Monday, 16 April 2018: 5:30 PM
Champions ABC (Sawgrass Marriott)
Katharine E. D. Wunsch, Pennsylvania State Univ., Univ. Park, PA; and A. C. Didlake Jr.

Most hypotheses for secondary eyewall formation (SEF) begin with axisymmetric processes that occur once a sufficient amount of rainband convection projects strongly onto the azimuthal mean. The asymmetric features that precede SEF initiation require further investigation in order to fully understand eyewall replacement cycles (ERCs). This project uses flight-level reconnaissance data from the FLIGHT+ dataset to examine the evolution of asymmetric thermodynamic and kinematic structures prior to and during SEF. This dataset includes observations from the USAF C-130 and NOAA P-3 aircraft from 1999-2016, during which a total of 32 ERCs in the Atlantic basin were identified. The axisymmetric tangential wind profiles are divided into groups that characterize ERC evolution. Then, the profiles are partitioned into quadrants relative to the deep-layer environmental wind shear.
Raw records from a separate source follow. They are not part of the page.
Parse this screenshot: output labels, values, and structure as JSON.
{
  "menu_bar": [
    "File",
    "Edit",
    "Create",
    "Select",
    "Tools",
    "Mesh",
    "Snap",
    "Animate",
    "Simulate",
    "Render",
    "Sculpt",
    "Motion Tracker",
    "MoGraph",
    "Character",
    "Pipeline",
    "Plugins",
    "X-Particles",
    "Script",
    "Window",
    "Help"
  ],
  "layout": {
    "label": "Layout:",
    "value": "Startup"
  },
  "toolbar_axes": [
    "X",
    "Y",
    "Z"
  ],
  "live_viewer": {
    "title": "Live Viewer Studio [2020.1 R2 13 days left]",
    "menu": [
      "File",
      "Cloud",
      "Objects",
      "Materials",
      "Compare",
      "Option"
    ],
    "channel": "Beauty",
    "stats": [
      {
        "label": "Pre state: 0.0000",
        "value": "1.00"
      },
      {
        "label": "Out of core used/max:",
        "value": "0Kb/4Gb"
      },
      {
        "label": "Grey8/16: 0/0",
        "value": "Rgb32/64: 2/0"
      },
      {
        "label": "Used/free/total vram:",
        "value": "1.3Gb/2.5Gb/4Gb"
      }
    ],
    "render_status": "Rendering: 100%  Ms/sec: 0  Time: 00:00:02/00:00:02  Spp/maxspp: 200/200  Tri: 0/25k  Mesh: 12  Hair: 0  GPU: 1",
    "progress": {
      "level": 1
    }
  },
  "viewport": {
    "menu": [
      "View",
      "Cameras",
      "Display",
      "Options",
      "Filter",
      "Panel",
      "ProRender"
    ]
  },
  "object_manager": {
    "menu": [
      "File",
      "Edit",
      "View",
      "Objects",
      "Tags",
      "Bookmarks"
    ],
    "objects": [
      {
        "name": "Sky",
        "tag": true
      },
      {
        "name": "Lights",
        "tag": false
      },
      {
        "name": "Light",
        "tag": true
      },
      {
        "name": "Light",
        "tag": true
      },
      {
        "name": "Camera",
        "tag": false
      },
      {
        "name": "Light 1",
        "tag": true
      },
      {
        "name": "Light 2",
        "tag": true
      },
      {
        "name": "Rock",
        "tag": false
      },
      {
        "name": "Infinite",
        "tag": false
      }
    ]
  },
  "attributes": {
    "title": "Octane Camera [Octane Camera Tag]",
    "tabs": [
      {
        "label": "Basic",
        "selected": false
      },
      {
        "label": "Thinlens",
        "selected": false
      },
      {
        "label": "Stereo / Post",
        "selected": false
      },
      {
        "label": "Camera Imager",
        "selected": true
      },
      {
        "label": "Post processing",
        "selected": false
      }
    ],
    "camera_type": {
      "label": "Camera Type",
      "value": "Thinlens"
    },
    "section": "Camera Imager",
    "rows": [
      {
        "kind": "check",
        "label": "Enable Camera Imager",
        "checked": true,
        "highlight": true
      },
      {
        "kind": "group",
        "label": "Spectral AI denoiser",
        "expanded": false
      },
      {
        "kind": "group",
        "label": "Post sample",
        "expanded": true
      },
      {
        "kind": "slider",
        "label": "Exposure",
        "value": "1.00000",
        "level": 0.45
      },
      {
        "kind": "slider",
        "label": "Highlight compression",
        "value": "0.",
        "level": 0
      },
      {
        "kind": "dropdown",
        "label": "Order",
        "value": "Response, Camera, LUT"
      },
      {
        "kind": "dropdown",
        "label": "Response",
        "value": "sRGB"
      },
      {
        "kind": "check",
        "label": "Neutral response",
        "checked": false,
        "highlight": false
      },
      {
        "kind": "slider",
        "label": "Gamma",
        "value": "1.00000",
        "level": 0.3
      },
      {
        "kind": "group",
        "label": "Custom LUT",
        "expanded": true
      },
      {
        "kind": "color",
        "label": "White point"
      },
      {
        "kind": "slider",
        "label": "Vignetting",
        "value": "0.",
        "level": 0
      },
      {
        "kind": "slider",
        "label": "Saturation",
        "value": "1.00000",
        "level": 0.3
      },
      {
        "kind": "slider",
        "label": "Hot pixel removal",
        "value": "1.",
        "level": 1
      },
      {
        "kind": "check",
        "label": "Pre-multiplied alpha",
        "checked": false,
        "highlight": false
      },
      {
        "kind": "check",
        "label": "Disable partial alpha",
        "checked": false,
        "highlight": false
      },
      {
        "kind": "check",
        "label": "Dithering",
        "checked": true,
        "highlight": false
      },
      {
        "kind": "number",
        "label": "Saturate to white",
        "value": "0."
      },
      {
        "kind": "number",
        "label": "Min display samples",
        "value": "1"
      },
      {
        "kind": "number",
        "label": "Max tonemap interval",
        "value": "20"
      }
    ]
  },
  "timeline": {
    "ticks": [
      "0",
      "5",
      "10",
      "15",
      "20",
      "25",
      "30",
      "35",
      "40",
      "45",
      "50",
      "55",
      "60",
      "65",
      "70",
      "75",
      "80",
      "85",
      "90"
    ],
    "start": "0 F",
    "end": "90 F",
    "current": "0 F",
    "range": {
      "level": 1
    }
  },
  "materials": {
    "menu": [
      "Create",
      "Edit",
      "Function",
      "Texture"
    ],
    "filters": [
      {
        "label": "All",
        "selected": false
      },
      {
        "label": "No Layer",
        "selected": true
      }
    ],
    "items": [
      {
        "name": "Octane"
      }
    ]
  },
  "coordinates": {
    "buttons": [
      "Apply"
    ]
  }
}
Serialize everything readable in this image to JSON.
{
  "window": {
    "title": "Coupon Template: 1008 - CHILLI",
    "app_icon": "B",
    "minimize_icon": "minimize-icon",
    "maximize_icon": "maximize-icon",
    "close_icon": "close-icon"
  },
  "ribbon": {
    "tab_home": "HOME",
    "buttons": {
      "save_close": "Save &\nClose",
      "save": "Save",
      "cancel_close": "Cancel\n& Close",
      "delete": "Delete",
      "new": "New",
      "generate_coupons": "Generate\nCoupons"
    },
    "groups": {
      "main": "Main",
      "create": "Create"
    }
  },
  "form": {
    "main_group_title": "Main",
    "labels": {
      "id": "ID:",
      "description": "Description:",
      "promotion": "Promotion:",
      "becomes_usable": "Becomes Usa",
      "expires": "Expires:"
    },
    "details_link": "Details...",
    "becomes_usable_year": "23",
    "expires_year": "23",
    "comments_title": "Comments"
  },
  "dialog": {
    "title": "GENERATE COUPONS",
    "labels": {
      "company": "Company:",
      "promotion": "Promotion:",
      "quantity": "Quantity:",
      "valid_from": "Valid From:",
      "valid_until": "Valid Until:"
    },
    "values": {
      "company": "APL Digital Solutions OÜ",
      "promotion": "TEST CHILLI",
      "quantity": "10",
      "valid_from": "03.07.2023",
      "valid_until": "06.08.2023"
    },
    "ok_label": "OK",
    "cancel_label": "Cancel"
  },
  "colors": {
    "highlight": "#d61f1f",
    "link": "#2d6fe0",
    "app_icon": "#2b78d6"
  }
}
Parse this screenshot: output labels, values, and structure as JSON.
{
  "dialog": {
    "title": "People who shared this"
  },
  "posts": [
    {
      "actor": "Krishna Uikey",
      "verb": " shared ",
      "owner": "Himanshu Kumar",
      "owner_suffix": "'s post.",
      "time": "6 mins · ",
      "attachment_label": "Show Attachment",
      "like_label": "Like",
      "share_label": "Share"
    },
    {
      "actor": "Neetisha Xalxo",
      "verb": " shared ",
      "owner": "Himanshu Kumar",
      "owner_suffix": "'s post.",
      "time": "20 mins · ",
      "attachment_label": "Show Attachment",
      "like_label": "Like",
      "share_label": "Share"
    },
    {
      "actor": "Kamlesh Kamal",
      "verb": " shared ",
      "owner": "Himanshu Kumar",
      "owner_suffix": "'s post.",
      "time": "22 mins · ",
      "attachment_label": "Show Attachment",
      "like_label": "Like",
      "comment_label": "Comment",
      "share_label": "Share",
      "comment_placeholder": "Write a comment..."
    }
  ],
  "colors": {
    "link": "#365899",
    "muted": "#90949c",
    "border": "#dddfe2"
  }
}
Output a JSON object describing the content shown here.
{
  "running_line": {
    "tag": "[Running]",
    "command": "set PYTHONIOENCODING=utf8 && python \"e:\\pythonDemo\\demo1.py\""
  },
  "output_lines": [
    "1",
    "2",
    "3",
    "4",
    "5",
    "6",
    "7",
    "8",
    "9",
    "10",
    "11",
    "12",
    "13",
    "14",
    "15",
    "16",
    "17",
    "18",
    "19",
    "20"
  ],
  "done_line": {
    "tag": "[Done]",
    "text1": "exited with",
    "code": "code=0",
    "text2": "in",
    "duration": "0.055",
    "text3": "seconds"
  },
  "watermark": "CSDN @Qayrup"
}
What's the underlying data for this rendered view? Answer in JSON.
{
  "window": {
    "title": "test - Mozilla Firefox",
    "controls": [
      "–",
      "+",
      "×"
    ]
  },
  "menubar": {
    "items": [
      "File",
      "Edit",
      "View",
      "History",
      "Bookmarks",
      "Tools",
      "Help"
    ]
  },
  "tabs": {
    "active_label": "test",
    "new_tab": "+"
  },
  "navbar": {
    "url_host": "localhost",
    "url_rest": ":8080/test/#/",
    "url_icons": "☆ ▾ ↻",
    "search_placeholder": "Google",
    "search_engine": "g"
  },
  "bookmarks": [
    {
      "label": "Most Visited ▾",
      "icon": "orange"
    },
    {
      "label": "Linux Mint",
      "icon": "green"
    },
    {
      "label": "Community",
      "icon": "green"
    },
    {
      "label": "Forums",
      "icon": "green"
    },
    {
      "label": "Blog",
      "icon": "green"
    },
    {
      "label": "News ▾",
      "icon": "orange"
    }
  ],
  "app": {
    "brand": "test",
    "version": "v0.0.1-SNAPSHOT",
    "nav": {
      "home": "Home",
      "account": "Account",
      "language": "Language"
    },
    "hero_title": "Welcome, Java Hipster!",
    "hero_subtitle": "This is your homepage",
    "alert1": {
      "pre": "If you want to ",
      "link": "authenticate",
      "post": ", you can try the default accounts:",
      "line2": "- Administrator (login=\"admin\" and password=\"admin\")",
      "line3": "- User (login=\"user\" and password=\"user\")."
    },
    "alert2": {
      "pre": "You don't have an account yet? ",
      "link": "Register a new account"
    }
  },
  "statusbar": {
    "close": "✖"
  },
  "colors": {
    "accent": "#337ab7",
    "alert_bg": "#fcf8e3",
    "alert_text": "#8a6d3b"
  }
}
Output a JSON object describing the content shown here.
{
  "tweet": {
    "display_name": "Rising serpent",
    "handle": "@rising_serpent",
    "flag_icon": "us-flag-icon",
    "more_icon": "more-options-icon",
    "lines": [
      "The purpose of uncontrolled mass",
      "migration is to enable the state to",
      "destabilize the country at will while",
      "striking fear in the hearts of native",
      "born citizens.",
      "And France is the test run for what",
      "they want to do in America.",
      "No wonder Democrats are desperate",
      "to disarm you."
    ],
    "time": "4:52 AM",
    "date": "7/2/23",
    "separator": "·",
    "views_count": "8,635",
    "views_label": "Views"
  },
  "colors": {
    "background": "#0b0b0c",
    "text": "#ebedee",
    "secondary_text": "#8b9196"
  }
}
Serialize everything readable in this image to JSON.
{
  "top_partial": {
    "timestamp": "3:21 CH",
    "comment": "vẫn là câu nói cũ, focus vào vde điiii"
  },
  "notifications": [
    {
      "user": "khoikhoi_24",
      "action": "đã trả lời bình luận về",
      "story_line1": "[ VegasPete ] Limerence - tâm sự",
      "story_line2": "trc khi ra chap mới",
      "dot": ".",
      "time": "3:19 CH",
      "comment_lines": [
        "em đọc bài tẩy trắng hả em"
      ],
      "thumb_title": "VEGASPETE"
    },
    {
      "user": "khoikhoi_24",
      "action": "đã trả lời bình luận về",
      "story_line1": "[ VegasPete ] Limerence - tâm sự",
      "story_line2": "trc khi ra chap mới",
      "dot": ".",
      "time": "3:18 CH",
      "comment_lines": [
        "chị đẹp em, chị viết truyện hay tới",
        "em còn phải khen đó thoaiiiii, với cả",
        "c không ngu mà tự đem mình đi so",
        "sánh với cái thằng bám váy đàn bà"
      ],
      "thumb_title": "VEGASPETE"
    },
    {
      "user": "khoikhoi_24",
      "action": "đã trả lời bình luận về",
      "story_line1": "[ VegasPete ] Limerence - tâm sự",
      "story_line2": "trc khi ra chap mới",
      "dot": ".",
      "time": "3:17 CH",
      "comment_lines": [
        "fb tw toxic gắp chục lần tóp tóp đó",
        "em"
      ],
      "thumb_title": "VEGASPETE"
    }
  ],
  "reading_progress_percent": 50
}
Axisymmetric and asymmetric characteristics of these storms undergoing ERCs are first compared to similarly intense TCs that did not undergo an ERC. Next, quadrant composites highlight the asymmetric evolution of tangential wind, temperature, equivalent potential temperature (θe), and vertical velocity during ERCs. Specifically, increases in temperature and θe are found in the DL quadrant prior to SEF, suggesting the presence of locally enhanced convection. Radar and satellite data supplement the analyses for individual case studies in ideal ERC events. Understanding the observed structures in flight-level data prior to SEF will improve our knowledge of ERCs and the resultant changes in TC intensity and structure.